Ma torniamo al programma. Il concerto, che prevede l’esecuzione di sinfonie, arie e brani di opera lirica, è diviso in due parti: una prima sezione che presenta brani sinfonici o comunque musiche interpretate solo dall’orchestra, e una seconda sezione che invece è incentrata su brani d’opera lirica. Dove sono presenti, oltre all’orchestra, il coro del teatro e cantanti solisti. Tradizionalmente il concerto si conclude con due brani fissi: il coro del Va, pensiero dal Nabucco di Giuseppe Verdi e il celebre brindisi Libiamo ne’ lieti calici tratto dalla Traviata di Verdi.
La danza, come sempre, è un elemento degno di grande considerazione all’interno della kermesse veneziana. In questo passaggio d’anno sarà Eleonora Abbagnato, étoile internazionale e direttrice del Ballo a Roma, con Friedemann Vogel (étoile del Balletto di Stoccarda) e il corpo di ballo del Teatro dell’Opera di Roma, a danzare le coreografie di Diego Tortelli, Firma i costumi Laura Biagiotti.

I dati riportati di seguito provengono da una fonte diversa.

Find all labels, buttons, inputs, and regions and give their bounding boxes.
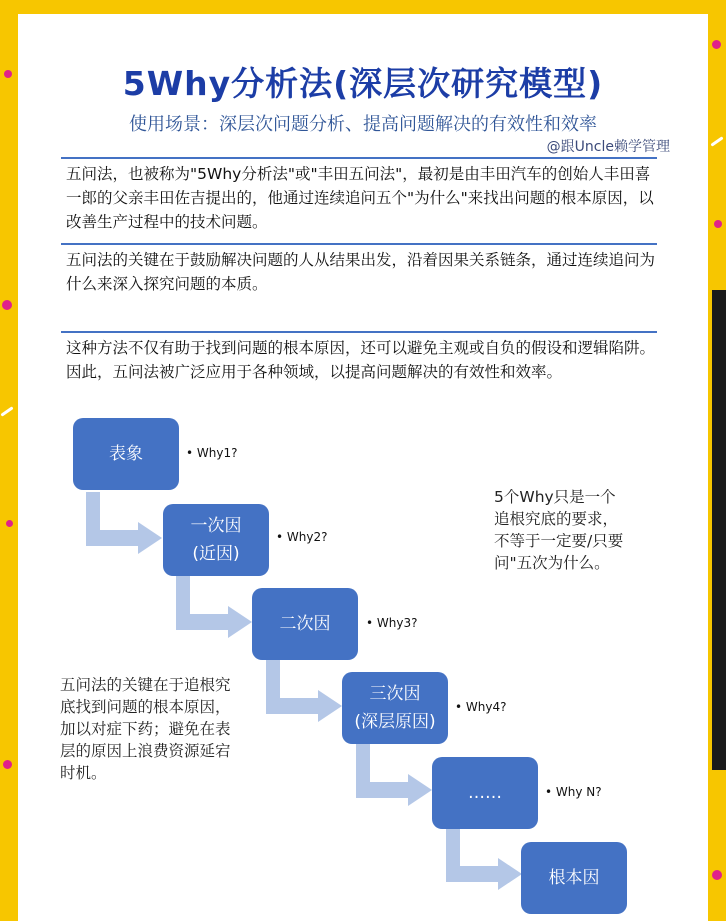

Dove vedere e ascoltare il Concerto di Capodanno di Venezia
Il programma musicale, operistico e le coreografie, registrate al Museo di Palazzo Grimani e negli spazi della Biennale Architettura, saranno trasmesse nella diretta televisiva di Rai1 giovedì 1 gennaio a partire dalle ore 11.15, saranno riproposti in differita su Rai5 alle ore 21.20 e poi su Rai5 mercoledì 3 gennaio 2026 alle ore 8.00.
Mentre il concerto di giovedì 1 gennaio 2026 sarà trasmesso in versione integrale su Rai Radio3 giovedì 1 gennaio 2026 alle ore 20.30.

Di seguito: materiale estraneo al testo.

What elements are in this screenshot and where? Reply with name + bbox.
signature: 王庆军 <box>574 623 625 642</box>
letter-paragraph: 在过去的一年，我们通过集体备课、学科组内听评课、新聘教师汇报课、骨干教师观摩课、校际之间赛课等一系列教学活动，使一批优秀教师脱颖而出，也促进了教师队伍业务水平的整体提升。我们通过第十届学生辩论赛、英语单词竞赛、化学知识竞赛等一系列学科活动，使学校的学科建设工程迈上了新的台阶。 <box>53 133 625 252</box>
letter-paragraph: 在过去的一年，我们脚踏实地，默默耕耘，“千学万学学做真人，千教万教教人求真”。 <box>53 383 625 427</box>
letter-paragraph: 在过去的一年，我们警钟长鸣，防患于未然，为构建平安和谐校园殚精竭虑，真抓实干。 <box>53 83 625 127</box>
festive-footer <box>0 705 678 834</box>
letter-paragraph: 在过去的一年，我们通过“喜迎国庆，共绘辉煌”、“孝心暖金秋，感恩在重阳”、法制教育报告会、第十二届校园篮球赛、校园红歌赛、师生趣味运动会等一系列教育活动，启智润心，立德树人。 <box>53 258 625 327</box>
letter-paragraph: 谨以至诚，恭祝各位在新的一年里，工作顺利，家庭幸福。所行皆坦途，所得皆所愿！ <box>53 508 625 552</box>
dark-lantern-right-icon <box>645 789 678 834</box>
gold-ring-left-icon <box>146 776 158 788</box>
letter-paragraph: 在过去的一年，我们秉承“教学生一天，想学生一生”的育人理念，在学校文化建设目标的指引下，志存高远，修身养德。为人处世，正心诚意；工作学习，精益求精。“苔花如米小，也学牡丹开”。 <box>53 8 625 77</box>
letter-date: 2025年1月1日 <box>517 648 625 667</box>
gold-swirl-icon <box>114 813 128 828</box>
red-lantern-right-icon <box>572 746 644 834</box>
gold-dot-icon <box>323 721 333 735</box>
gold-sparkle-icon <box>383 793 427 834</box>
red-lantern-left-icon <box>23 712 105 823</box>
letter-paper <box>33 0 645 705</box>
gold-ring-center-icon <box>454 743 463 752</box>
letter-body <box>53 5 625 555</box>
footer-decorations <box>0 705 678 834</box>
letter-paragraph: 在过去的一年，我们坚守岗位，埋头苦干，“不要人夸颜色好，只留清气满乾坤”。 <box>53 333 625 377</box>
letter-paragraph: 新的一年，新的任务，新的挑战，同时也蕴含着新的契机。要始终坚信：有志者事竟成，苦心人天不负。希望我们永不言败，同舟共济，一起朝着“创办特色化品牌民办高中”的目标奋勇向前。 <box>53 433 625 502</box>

Il programma nel dettaglio
Nella prima parte Michele Mariotti dirigerà l’Orchestra del Teatro La Fenice nell’esecuzione di sinfonie e intermezzi orchestrali tratti dal repertorio lirico, pagine di sicura presa sul pubblico: dalla sinfonia della Semiramide di Gioachino Rossini a quella dalla Norma di Bellini; dall’intermezzo del Sogno di Ratcliff dal Guglielmo Ratcliff di Pietro Mascagni all’impetuosa Tregenda dalla prima opera pucciniana, Le Villi; dalla sinfonia del Don Pasquale di Gaetano Donizetti alla Sinfonia dai Vespri siciliani di Giuseppe Verdi.

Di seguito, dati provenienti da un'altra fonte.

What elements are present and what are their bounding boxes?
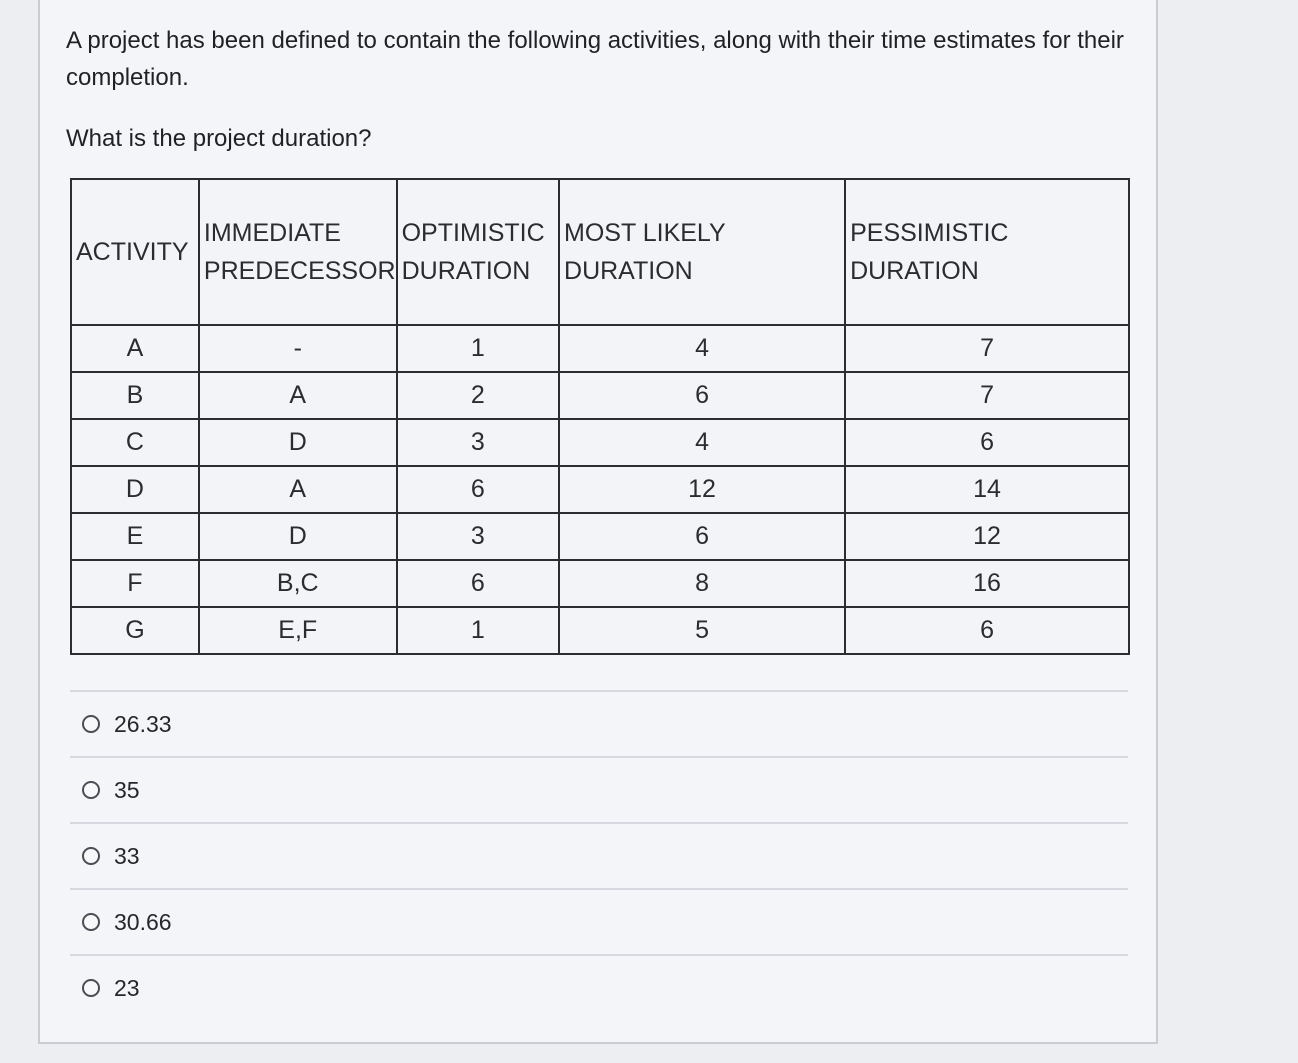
header-pessimistic: PESSIMISTIC DURATION	[845, 179, 1129, 325]
answer-options	[70, 690, 1128, 1020]
answer-option[interactable]	[70, 690, 1128, 756]
cell-activity: F	[71, 560, 199, 607]
answer-label: 26.33	[114, 710, 172, 737]
cell-predecessor: D	[199, 513, 397, 560]
header-activity: ACTIVITY	[71, 179, 199, 325]
activity-table	[70, 178, 1130, 655]
cell-predecessor: A	[199, 466, 397, 513]
radio-button[interactable]	[82, 715, 100, 733]
cell-predecessor: A	[199, 372, 397, 419]
answer-label: 30.66	[114, 908, 172, 935]
cell-pessimistic: 12	[845, 513, 1129, 560]
cell-optimistic: 1	[397, 325, 559, 372]
radio-button[interactable]	[82, 781, 100, 799]
radio-button[interactable]	[82, 913, 100, 931]
cell-optimistic: 3	[397, 419, 559, 466]
table-row	[71, 372, 1129, 419]
answer-label: 35	[114, 776, 140, 803]
cell-most-likely: 12	[559, 466, 845, 513]
cell-most-likely: 4	[559, 419, 845, 466]
cell-pessimistic: 14	[845, 466, 1129, 513]
radio-button[interactable]	[82, 979, 100, 997]
answer-label: 33	[114, 842, 140, 869]
cell-activity: A	[71, 325, 199, 372]
cell-activity: B	[71, 372, 199, 419]
cell-activity: C	[71, 419, 199, 466]
question-text	[66, 22, 1146, 157]
cell-optimistic: 6	[397, 560, 559, 607]
cell-activity: E	[71, 513, 199, 560]
cell-optimistic: 2	[397, 372, 559, 419]
table-row	[71, 513, 1129, 560]
cell-most-likely: 4	[559, 325, 845, 372]
question-ask: What is the project duration?	[66, 125, 372, 152]
table-row	[71, 560, 1129, 607]
cell-pessimistic: 6	[845, 419, 1129, 466]
cell-pessimistic: 7	[845, 325, 1129, 372]
cell-most-likely: 6	[559, 513, 845, 560]
table-row	[71, 325, 1129, 372]
cell-activity: G	[71, 607, 199, 654]
header-optimistic: OPTIMISTIC DURATION	[397, 179, 559, 325]
cell-pessimistic: 16	[845, 560, 1129, 607]
cell-most-likely: 6	[559, 372, 845, 419]
answer-option[interactable]	[70, 822, 1128, 888]
cell-predecessor: D	[199, 419, 397, 466]
cell-predecessor: E,F	[199, 607, 397, 654]
cell-pessimistic: 6	[845, 607, 1129, 654]
table-row	[71, 607, 1129, 654]
answer-option[interactable]	[70, 756, 1128, 822]
answer-option[interactable]	[70, 888, 1128, 954]
cell-most-likely: 8	[559, 560, 845, 607]
cell-optimistic: 6	[397, 466, 559, 513]
cell-most-likely: 5	[559, 607, 845, 654]
header-predecessor: IMMEDIATE PREDECESSOR	[199, 179, 397, 325]
cell-optimistic: 1	[397, 607, 559, 654]
cell-pessimistic: 7	[845, 372, 1129, 419]
answer-label: 23	[114, 974, 140, 1001]
cell-predecessor: -	[199, 325, 397, 372]
header-most-likely: MOST LIKELY DURATION	[559, 179, 845, 325]
cell-activity: D	[71, 466, 199, 513]
question-prompt: A project has been defined to contain the following activities, along with their time estimates for their completion.	[66, 27, 1124, 91]
cell-predecessor: B,C	[199, 560, 397, 607]
radio-button[interactable]	[82, 847, 100, 865]
table-header-row	[71, 179, 1129, 325]
table-row	[71, 466, 1129, 513]
cell-optimistic: 3	[397, 513, 559, 560]
answer-option[interactable]	[70, 954, 1128, 1020]
table-row	[71, 419, 1129, 466]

La seconda parte vedrà impegnati anche i solisti, il soprano Rosa Feola e il tenore Jonathan Tetelman, insieme con il Coro del Teatro La Fenice istruito da Alfonso Caiani. Si aprirà con l’interpretazione del coro “Feste! Pane! Feste!” dalla Gioconda di Amilcare Ponchielli, con Emanuele Pedrini interprete di Barnaba; mentre dopo la Barcarola dal Silvano di Mascagni, i solisti si esibiranno in due emozionanti brani di bravura: Rosa Feola eseguirà “Sombre forêt”, l’aria di Matilde dal secondo atto del Guglielmo Tell di Rossini. Jonathan Tetelman canterà invece “Cielo e mar”, l’aria di Enzo Grimaldo sempre dalla Gioconda di Ponchielli.
Seguiranno due numeri tratti dal catalogo di Giacomo Puccini: dalla Butterfly il suggestivo ‘coro a bocca chiusa’, dalla Bohème il ‘romantico’ duetto di Mimì e Rodolfo “O soave fanciulla”. L’intermezzo di Cavalleria rusticana di Mascagni introdurrà al gran finale del programma con brani che non hanno forse bisogno di alcuna presentazione: “Nessun dorma” dalla Turandot di Puccini; e poi “Va, pensiero, sull’ali dorate” dal Nabucco di Verdi.
Infine il brindisi “Libiam ne’ lieti calici” dalla Traviata di Verdi. Per brindare al 2026 sotto il segno di un’arte universale, che unisce, emoziona invita alla condivisione.